Nesse mundo de disrupção e transformação digital, vez ou outra depara-se com situações bizarras na internet ou com velhas práticas em novas roupagens. Às vezes as duas coisas juntas: práticas com novas roupagens que ficam bizarras.

Santinhos.

Quase todo mundo conhece os santinhos, aqueles cartões com imagens religiosas, normalmente santos (daí o nome). Tem-se notícia dos primeiros santinhos já no século XV. Hoje em dia não os tenho mais visto circulando por aí.

Uma das funções dos santinhos é – ou era – o pagamento de promessas. Lembro, da época de criança, de santinhos com uma cartinha manuscrita na caixa de correio de casa (quando o pagador de promessas tinha um pouco mais de condições xerocopiava as cartas). A carta explicava a promessa e a graça alcançada.

Os tempos mudaram. Pouco tempo atrás esbarrei com um site de santinhos online. Funcionava mais ou menos assim: o cidadão que fez a promessa e quisesse distribuir os santinhos terceirizava a entrega pelo site, que mandaria um e-mail com a imagem (santinho) e a mensagem para os destinatários previamente escolhidos. Receberia por santinho remetido.

E nem tão santos...

De início quero deixar claro que não estou fazendo nenhum juízo de valor. Cada um sabe da sua vida e enquanto os atos forem de livre vontade e terceiros não forem atingidos, a intimidade das pessoas deve ser respeitada.

Dito isso, sigo. Com a internet profissionalizou-se uma nova espécie de amizade colorida. Modernamente utiliza-se termos em inglês para essas relações: sugar dating, sugar baby e sugar daddy.

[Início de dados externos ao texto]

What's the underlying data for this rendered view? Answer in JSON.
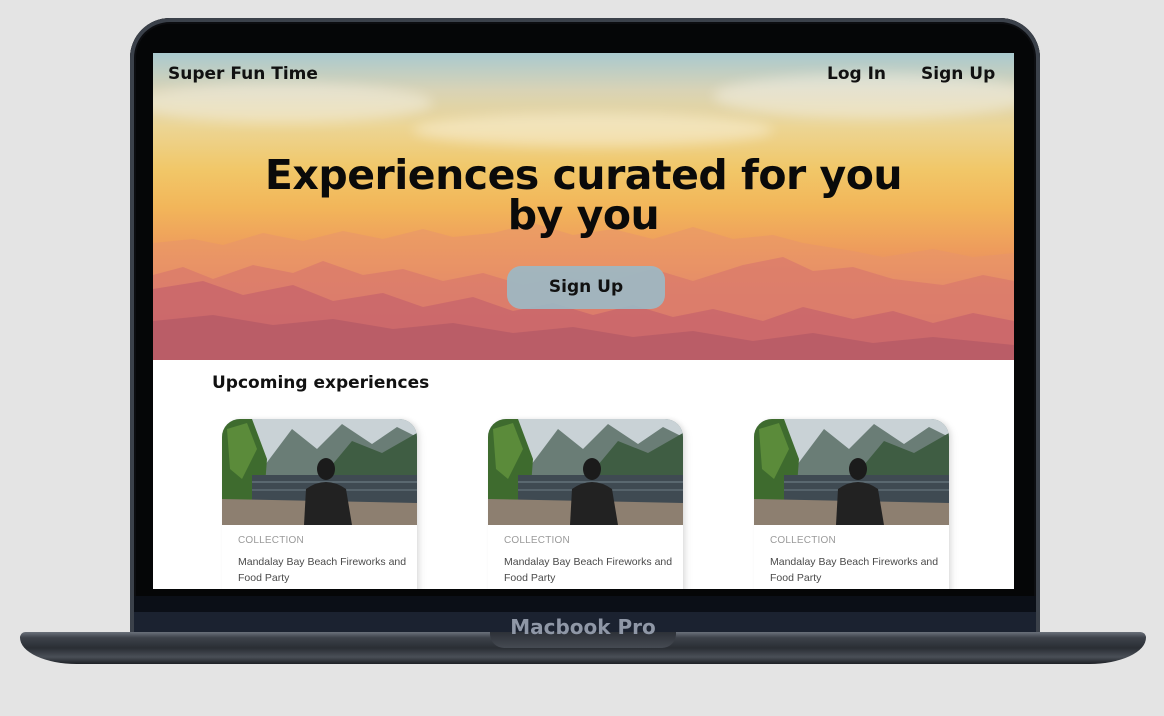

Sugar dating é o relacionamento amoroso, sugar baby é a bela jovem, articulada, que gosta de viagens e de apreciar as boas coisas da vida e os presentes oferecidos pelo sugar daddy, o cara mais velho e resolvido financeiramente.

Também pode acontecer com homens jovens e mulheres mais velhas igualmente resolvidas financeiramente.

Não se trata de prostituição, mas de uma nova forma de relacionamento com “expectativas alinhadas em acordos pré-estabelecidos, de forma direta e clara”, como diz um dos sites que conecta essas “mulheres lindas com homens ricos”.

São as mudanças das relações facilitadas pela tecnologia.

Conclusões.

Não sei se os santos de verdade aprovam os santinhos digitais ou se as amizades coloridas perderam um pouco da sua graça quase ingênua. Mas parece que cada vez mais a esperança e a fé hoje vêm das ondas da internet.